Throughout the 18th century, Spanish attempts to regain its lost possessions caused spasmodic diplomatic crises. Soon after Utrecht, a Spanish expedition attempted to reconquer Sicily, but after causing much damage on the island was defeated by the British fleet. The most serious attempt came in the War of American Independence, when Spain joined France in backing the American rebels and laid siege to Gibraltar. The attempt failed, with the Spanish fleet destroyed by Admiral Rodney at the "Moonlight Battle" of January 1780. In the eventual peace treaty Spain was rewarded by being given back Minorca, and also Florida, but Gibraltar remained British. (In this war the British government was so desperate for allies that Minorca was even offered to the Russians in return for help; but Catherine the Great wasn't interested. This opens up fascinating prospects for "alternative history", does it not?)

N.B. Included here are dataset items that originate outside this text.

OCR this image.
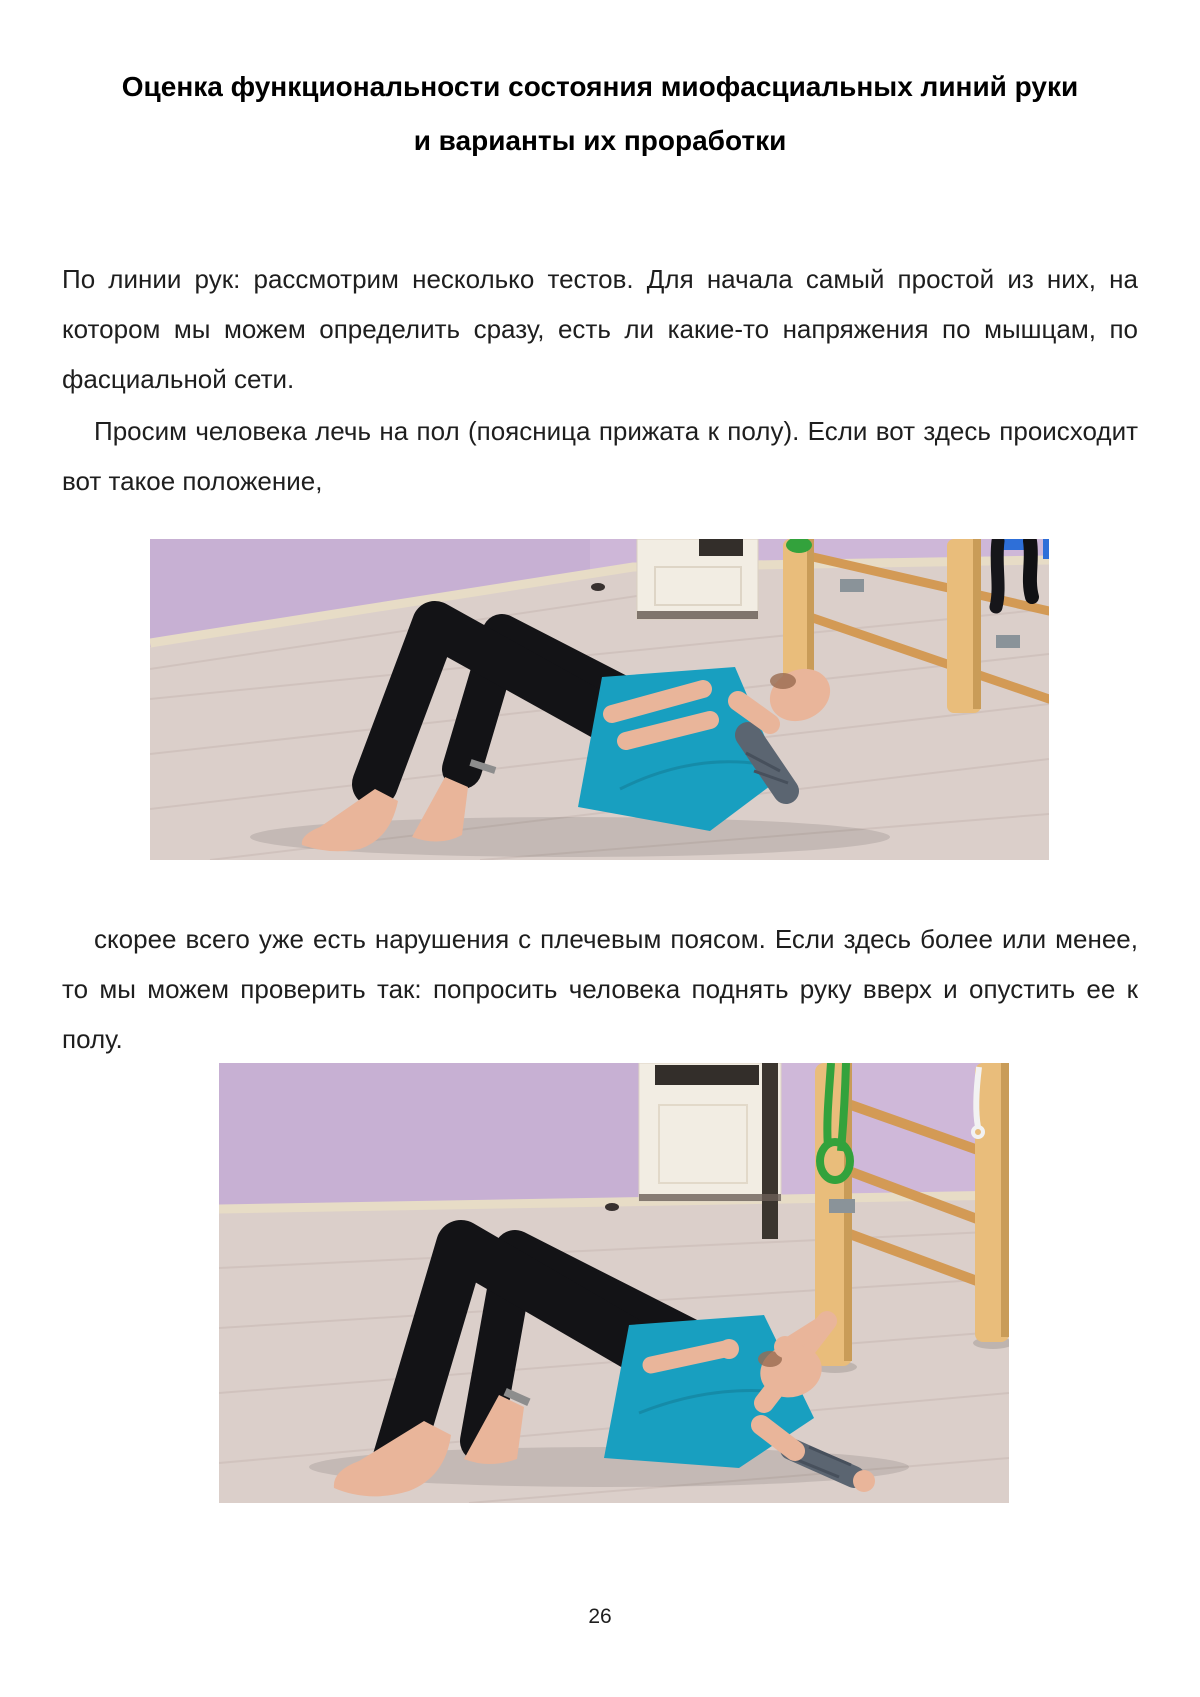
Оценка функциональности состояния миофасциальных линий руки
и варианты их проработки

По линии рук: рассмотрим несколько тестов. Для начала самый простой из них, на котором мы можем определить сразу, есть ли какие-то напряжения по мышцам, по фасциальной сети.

Просим человека лечь на пол (поясница прижата к полу). Если вот здесь происходит вот такое положение,

скорее всего уже есть нарушения с плечевым поясом. Если здесь более или менее, то мы можем проверить так: попросить человека поднять руку вверх и опустить ее к полу.

26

    In the 19th century the opening of the Suez Canal made Gibraltar vital to British strategic interests, since the "spine" of the British Empire now ran through the Mediterranean and the Red Sea to India and Singapore. At the start of the 20th century Admiral Fisher named Gibraltar as one of the "Keys to unlock the world", along with Alexandria and Aden.

Spain hit the international headlines in 1936 when the army under General Franco rose in rebellion against the Republican government. In the worst of all possible outcomes, the revolt was successful in the south, but the north and east, particularly the Basque and Catalan regions, remained loyal to the government, with Madrid on the front line. Three years of savage civil war followed. The official policy of the British government, with the reluctant support of the French, was "non-intervention", but inevitably other countries began to use the war for their own advantage. Hitler and Mussolini openly sent troops to fight alongside Franco. The Soviet Union supported the government; but the sheer forces of geography, plus Stalin's preoccupation with industrialization and the Purge, meant that Russian aid was far less effective.  

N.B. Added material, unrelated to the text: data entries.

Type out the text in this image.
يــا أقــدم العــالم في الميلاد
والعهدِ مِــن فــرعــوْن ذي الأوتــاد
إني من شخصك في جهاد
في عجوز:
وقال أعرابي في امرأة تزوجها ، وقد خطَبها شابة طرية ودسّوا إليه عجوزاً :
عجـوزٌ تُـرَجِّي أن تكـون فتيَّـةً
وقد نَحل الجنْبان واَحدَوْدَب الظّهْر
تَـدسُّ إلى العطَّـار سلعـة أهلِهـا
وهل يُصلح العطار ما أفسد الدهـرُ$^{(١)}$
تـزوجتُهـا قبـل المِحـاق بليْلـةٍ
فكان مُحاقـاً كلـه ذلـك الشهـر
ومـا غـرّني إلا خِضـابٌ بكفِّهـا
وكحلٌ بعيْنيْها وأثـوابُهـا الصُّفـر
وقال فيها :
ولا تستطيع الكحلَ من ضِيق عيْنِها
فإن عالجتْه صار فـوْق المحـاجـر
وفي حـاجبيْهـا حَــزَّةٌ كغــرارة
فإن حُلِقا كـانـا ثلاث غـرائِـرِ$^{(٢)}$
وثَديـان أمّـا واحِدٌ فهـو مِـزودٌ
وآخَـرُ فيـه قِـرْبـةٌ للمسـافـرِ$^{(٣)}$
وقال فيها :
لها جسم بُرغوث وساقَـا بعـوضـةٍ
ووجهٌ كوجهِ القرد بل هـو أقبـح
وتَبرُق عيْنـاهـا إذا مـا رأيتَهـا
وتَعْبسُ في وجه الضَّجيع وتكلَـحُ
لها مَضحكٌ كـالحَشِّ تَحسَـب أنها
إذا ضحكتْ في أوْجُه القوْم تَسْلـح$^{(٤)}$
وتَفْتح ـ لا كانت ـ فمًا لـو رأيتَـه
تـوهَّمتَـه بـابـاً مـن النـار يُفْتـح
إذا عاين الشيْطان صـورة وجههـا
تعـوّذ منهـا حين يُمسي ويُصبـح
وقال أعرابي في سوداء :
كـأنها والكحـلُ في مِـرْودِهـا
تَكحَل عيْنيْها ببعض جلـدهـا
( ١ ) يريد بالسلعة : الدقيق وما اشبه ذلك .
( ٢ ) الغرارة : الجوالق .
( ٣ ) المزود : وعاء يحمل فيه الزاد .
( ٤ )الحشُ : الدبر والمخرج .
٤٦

The British government pretended not to see these blatant infringements of non-intervention. This cartoon by David Low shows Anthony Eden, the Foreign Secretary, playing cards on the prostrate body of Spain, alongside Hitler, Mussolini, Stalin and Leon Blum, the French Prime Minister. "Trustful Tony" is saying, "Just to discourage cheating, I'll wear a strait-jacket and let you chaps play my cards for me". Meanwhile in the background Italian warships and Nazi bomber-planes head for the rock of Gibraltar.
    George Orwell, who went to Spain to fight for the Republican government, was equally frustrated at his country's attitude; particularly those Conservative M.P.s who supported Franco even when British merchant ships trading with the Spanish government were sunk by Italian submarines. Was it not obvious to them, he protested, that a Hitler-backed government in Spain would seize Gibraltar and seal off the Mediterranean to British shipping? Indeed, in 1940 this is precisely what Hitler expected Franco to do. But Franco was too cautious, or too canny, to enter the war, and consequently he survived, though he was treated as a pariah for many years after 1945.

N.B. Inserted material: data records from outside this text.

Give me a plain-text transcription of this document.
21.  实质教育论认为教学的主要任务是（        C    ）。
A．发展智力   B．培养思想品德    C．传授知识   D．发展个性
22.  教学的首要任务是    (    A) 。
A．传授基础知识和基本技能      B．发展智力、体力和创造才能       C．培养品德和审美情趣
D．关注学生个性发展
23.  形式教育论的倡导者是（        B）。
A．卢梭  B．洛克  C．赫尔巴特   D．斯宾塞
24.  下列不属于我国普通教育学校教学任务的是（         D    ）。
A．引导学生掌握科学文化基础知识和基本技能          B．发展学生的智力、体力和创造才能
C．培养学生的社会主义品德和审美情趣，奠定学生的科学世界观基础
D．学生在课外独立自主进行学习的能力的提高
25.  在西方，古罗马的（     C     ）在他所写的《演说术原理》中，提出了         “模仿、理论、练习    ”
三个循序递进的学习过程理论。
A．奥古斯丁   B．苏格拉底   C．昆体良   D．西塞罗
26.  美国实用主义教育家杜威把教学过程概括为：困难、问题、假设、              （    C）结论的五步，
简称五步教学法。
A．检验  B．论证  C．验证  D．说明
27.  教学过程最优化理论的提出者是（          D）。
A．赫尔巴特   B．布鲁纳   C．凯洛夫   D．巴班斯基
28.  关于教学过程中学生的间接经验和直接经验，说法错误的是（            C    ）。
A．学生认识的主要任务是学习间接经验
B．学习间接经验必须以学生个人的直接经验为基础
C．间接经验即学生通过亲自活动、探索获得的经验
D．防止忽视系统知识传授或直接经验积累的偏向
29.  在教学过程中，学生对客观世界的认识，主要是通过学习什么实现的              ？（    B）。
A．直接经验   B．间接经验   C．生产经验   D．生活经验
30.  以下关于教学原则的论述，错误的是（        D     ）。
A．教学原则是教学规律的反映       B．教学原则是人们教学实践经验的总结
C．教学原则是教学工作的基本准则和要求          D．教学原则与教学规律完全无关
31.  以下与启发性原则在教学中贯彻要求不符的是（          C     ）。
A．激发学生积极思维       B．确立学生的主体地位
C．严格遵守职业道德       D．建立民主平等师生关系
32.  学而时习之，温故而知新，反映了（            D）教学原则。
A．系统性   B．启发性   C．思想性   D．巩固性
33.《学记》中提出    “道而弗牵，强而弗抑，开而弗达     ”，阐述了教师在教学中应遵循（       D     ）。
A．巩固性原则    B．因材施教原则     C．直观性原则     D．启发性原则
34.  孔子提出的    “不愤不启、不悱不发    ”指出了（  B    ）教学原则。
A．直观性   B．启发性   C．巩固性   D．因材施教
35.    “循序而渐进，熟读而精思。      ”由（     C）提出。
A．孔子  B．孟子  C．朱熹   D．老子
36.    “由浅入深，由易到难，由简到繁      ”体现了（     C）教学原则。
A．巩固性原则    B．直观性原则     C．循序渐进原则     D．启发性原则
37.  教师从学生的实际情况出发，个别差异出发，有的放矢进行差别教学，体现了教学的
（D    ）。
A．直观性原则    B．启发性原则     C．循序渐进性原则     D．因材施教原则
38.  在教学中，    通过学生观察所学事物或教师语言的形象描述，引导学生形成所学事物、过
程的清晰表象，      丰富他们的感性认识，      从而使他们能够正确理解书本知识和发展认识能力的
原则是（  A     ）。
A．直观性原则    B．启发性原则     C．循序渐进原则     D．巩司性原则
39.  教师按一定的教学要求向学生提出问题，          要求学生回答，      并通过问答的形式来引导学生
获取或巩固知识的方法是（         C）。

   And so Gibraltar survived in British hands, and remains so, since that seems to be the wish of the vast majority of its inhabitants. Any attempt to transfer territory against the wishes of the inhabitants (as, for instance, in the Falkland Islands) must be based on a "sacred soil" argument: namely, that the inhabitants have no right to be there, and therefore their wishes are of no consequence. I submit that such arguments are either drivel or very dangerous. Drivel because it is meaningless to say that any state has a "right" to take, against the wishes of the inhabitants a piece of territory which has belonged to another state for a considerable time (and, as we have seen, Britain has held Gibraltar for longer than it was held by Spain; though not as long as it was held by the Islamic Caliphate. Also, the Spaniards ruled Sicily for much longer than they ruled Gibraltar, but I see no sign of them demanding Sicily back). Dangerous because it postulates that the inhabitants of the territory, who may have lived there for several generations, have no right to be there or to decide their future (to give a notorious example: "This land belongs to us! It does not belong to the Jews! Sieg heil!").